Далее путь пролегал высоко над морем в виду его, затем дорога ныряла в лесок на подъеме к Кадыкою и, не доходя до этого селения, впоследствии ставшего предместьем Балаклавы, снова спускалась – к закрытой части Балаклавского залива. Остановились ли Пушкин и Раевские на ночлег в Балаклаве, или спешили дотемна добраться в монастырь, но Пушкин, несомненно, видел и этот удивительный залив, подобный узкому бассейну, наполненному до краев, и казармы греческого батальона, устроенные здесь веленьем Потёмкина, и городок, разбросанный по низменной части берега, и крепостную стену с башнями со всех сторон, опоясывающую скалу, которая обращена к открытому морю.
Кажется, уже в конце XVIII века кто-то из классиков отождествил пристань, в которую попал в своих странствиях Одиссей, с Балаклавским заливом:
Вспомнил ли Пушкин это место, не раз читанное по-французски в лицейские годы, или о бедствиях Улисса не было помину, – путники восприняли Балаклаву как первый пост на земле классический. От нее шла граница знаменитой Херсонесской колонии, занимавшей Ираклийский полуостров. Всюду слышался греческий язык и генералу Раевскому салютовали балаклавские арнауты, архипелагские греки, видом своим отдаленно напоминавшие времена Гомера: на них были мундиры, похожие на туники, и кинеи, которые можно было бы назвать шлемами. Когда-то форпост херсонесцев, византийская крепость, главная из факторий генуэзцев, именовавших ее Чембало, – Балаклава, в ханские времена была крепостью турецкой береговой охраны и довольно обширным рыболовецким греческим селением, даже городком. В конце XVIII века Потёмкин переселил греческих обывателей в степи, а в Балаклаве, как и на всём побережье устроил своеобразную военную колонию греческих арнаутов. По словам Муравьёва, этих греческих воинов в 1820 году было уже немного, но они были хозяевами Балаклавы, а командующий греческим батальоном Ревелиотис и его семья отличались необыкновенным гостеприимством и всячески старались как можно лучше принять и угостить каждого путешественника.
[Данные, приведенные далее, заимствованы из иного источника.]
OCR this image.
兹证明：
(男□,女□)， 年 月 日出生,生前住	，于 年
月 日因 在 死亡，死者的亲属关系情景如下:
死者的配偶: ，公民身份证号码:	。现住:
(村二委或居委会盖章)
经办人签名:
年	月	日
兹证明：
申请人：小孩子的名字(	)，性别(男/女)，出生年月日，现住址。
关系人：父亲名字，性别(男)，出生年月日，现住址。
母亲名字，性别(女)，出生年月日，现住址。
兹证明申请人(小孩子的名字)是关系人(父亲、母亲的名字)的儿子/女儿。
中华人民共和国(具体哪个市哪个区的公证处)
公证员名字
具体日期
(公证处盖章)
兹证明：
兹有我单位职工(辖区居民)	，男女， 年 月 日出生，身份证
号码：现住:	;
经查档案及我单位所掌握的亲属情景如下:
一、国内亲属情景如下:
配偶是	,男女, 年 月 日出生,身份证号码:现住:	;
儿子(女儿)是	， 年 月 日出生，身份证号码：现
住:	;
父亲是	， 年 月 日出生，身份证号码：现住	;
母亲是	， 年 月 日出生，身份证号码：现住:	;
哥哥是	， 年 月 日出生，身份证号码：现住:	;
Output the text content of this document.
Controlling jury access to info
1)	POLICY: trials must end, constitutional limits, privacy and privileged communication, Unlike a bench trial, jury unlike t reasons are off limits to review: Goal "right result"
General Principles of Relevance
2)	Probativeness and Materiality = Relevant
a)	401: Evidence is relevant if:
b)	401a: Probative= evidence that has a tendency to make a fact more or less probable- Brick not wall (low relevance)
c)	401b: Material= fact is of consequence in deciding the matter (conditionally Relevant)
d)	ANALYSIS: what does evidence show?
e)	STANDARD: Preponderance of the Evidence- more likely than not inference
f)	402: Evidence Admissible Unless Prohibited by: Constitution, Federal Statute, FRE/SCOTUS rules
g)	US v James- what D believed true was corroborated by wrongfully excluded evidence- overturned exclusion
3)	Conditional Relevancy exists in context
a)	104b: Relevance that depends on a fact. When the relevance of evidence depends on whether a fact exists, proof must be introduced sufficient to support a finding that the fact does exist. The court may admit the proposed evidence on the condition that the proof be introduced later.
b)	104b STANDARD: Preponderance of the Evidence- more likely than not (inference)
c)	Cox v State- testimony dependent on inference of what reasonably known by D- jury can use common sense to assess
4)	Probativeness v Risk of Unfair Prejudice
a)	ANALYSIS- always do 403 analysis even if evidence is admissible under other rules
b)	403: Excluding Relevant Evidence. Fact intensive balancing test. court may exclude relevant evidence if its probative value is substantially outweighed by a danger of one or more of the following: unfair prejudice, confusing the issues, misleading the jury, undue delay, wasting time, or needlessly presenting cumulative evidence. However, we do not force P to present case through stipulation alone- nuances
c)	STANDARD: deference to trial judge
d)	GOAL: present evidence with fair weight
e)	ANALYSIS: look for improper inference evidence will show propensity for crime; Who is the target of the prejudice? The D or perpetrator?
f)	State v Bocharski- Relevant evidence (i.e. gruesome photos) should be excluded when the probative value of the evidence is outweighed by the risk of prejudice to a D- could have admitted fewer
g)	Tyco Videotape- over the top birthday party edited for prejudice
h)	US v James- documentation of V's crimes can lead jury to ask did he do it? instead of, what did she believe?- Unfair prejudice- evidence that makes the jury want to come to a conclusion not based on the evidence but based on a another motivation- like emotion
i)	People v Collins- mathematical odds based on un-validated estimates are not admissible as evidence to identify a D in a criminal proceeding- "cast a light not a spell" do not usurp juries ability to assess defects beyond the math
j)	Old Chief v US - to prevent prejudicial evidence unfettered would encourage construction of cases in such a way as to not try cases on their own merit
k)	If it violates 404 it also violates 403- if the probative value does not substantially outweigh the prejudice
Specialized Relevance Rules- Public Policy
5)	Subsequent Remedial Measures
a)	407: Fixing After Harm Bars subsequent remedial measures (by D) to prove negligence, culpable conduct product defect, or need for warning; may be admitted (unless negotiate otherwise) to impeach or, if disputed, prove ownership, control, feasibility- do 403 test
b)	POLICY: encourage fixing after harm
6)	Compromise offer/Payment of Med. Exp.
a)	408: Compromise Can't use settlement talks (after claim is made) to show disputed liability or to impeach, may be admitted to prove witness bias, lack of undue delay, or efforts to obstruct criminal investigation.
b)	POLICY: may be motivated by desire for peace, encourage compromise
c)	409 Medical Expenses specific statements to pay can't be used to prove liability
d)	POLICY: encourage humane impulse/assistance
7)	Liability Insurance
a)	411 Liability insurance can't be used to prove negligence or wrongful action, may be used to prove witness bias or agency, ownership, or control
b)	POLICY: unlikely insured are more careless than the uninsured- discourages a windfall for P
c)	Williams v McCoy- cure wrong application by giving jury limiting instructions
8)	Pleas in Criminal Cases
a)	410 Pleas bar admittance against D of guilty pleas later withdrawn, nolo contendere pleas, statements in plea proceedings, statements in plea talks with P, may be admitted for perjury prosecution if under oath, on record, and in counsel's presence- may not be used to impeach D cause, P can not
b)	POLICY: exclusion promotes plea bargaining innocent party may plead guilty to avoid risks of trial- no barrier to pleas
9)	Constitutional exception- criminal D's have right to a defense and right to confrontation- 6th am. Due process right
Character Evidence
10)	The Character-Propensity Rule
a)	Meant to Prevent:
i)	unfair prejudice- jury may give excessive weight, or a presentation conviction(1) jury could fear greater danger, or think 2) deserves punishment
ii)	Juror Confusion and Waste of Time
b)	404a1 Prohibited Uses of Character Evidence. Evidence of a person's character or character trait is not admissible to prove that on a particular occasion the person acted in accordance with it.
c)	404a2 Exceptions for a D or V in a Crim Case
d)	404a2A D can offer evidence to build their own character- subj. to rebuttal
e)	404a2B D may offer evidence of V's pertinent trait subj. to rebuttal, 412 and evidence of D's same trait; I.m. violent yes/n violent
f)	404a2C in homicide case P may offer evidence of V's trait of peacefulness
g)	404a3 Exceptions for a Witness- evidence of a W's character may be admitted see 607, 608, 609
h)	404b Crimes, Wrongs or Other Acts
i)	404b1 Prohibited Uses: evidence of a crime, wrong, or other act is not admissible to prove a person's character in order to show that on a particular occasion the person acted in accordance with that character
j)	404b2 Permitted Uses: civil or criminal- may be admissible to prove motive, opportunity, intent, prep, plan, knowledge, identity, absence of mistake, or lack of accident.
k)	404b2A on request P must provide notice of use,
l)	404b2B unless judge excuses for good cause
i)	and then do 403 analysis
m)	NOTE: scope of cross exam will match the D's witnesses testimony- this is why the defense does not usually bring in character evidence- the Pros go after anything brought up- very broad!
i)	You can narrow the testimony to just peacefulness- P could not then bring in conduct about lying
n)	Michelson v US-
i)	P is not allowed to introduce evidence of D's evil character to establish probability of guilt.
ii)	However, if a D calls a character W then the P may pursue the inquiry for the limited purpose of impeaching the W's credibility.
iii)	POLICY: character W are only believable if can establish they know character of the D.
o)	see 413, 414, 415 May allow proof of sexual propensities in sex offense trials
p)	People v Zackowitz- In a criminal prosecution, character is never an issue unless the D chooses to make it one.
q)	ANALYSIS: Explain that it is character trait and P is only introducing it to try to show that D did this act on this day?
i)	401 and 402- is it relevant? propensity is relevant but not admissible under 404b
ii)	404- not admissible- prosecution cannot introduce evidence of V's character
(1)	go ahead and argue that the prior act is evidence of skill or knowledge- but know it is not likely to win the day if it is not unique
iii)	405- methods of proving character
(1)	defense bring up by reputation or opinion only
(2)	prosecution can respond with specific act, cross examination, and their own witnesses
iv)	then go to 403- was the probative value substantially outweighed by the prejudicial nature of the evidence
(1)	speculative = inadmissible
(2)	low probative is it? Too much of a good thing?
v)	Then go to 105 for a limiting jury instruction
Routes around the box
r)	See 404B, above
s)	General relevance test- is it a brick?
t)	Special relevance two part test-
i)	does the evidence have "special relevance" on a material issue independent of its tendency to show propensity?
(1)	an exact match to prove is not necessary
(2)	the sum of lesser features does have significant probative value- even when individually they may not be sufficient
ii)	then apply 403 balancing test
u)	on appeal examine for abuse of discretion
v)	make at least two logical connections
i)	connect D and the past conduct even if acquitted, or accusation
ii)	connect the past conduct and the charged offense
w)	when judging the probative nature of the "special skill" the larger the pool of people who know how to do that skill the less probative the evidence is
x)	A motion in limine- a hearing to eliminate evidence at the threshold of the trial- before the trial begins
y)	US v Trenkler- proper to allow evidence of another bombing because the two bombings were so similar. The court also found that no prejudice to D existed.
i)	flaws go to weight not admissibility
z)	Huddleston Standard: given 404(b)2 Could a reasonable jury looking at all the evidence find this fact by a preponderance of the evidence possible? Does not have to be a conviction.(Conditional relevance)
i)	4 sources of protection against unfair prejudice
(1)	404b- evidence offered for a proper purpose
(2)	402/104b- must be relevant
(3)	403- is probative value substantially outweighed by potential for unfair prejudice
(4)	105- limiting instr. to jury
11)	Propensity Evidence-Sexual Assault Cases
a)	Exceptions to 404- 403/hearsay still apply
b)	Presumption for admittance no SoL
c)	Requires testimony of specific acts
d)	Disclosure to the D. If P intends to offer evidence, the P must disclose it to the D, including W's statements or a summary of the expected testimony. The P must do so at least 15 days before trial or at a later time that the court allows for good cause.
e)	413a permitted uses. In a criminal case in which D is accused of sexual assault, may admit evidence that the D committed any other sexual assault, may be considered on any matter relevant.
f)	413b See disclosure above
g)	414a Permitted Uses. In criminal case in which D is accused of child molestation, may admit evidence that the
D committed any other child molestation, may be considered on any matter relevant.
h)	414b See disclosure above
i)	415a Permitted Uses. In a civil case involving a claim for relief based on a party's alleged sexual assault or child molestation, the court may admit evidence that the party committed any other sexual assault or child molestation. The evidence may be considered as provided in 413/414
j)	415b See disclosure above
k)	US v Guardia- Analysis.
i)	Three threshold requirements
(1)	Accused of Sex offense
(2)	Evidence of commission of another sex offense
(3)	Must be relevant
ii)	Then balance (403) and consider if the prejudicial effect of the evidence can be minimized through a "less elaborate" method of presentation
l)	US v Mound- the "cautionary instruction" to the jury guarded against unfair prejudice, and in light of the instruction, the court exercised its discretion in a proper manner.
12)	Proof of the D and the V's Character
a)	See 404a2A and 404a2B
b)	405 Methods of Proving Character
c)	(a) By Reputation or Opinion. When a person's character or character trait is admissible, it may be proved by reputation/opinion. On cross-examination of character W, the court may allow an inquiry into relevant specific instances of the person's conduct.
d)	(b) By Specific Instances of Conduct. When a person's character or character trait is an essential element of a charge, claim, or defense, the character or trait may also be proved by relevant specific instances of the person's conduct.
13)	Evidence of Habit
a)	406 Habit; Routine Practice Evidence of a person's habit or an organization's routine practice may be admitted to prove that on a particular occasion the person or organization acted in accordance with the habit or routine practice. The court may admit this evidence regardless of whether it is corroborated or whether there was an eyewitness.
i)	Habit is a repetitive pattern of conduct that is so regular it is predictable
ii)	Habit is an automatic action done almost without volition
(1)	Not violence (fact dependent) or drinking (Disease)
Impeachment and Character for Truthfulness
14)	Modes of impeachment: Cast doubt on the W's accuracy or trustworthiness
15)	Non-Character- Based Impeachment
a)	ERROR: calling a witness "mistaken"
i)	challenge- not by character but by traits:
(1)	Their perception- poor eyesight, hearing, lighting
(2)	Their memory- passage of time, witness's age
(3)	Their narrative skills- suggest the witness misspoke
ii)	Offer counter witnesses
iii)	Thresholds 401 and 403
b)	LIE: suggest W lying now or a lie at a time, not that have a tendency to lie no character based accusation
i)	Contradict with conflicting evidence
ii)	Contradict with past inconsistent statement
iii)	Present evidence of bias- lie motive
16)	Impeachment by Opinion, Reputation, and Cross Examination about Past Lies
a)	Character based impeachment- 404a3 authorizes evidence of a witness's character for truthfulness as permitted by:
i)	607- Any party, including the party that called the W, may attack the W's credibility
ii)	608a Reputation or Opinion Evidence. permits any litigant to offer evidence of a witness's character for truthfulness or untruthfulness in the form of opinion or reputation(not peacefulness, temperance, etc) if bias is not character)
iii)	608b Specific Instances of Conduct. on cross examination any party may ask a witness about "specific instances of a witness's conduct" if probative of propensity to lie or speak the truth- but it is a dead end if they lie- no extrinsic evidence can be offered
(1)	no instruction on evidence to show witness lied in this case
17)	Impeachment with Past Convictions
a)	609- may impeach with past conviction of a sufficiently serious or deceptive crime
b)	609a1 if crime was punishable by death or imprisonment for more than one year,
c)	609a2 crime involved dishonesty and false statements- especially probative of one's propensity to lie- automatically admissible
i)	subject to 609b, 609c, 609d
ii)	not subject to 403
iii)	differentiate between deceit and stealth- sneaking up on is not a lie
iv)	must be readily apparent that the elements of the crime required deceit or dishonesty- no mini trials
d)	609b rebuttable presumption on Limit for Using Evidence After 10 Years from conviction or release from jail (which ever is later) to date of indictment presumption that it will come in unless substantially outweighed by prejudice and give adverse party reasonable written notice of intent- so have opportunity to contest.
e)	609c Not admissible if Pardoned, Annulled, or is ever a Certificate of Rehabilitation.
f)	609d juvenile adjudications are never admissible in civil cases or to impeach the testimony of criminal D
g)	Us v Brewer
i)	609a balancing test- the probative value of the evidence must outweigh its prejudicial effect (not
Есть основания предполагать, что генерал Раевский был встречен этим капитаном Ревелиотисом (как всюду встречало его военное начальство), и что Раевские и Пушкин ночевали именно у него, а не в Георгиевском монастыре, где были лишь кельи монахов и домик архиепископа, и куда, скорее всего, не очень-то было удобно нагрянуть на ночь глядя. Если это было именно так, то Пушкин ночевал с 6 на 7 сентября в «чистеньком, веселом доме» на окраине Балаклавы, «на восточном берегу узкоустой гавани, которая, будучи, стеснена между двух высоких гор, сходствует более с рекою нежели с заливом морским» (Муравьёв). Проснувшись, увидел он из окна генуэзскую башню, нависающую над самым устьем гавани.
У капища богини-девы
Вечером 6 или ранним утром 7 сентября (если ночлег был в Балаклаве) Раевские и Пушкин продолжали свой путь через Кадыкой до так называемого Хутора по хорошей почтовой, а потом по «средней» проселочной дороге на юг, к мысу Фиолент. Путешественников, двигавшихся к морю по каменистому пустынному кряжу, уставших от камней бурой, выжженной к концу лета земли, потрясало неожиданное зрелище. Вдруг перед ними на горизонте возникал «позлащенный крест», и нужно было пройти еще около полуверсты, чтобы, по словам Муравьёва, «выйти из обмана и увериться, что это крест церковной главы Георгиевского монастыря, стоящего на уступе горы, к коему ведет спуск крутой и опасный на лошадях».
Тропа продолжалась по довольно унылому полю, в конце которого виднелись казарменного вида строения во главе с небольшой церквушкой и высокой колокольней. Дорога подводила к самой колокольне и, пройдя сквозь нее, путники останавливались в изумлении. Они оказывались на площадке, которая балконом нависала над пропастью. Сумароков пишет об «открытом и господствующем над бездною деревянном переходе», спуске «к гонимым от Синопа, или Царя-града черным струям ‹…› к серебристому глазету ‹…› и отторженным от гряды гор чудовищным каменьям»[169]
, т. е. попросту о лестнице к морю и скалам. Эту лестницу с полусгнившими деревянными перилами отметил и Пушкин. Он писал: «Георгиевский монастырь и его крутая лестница к морю оставили во мне сильное впечатление»[170].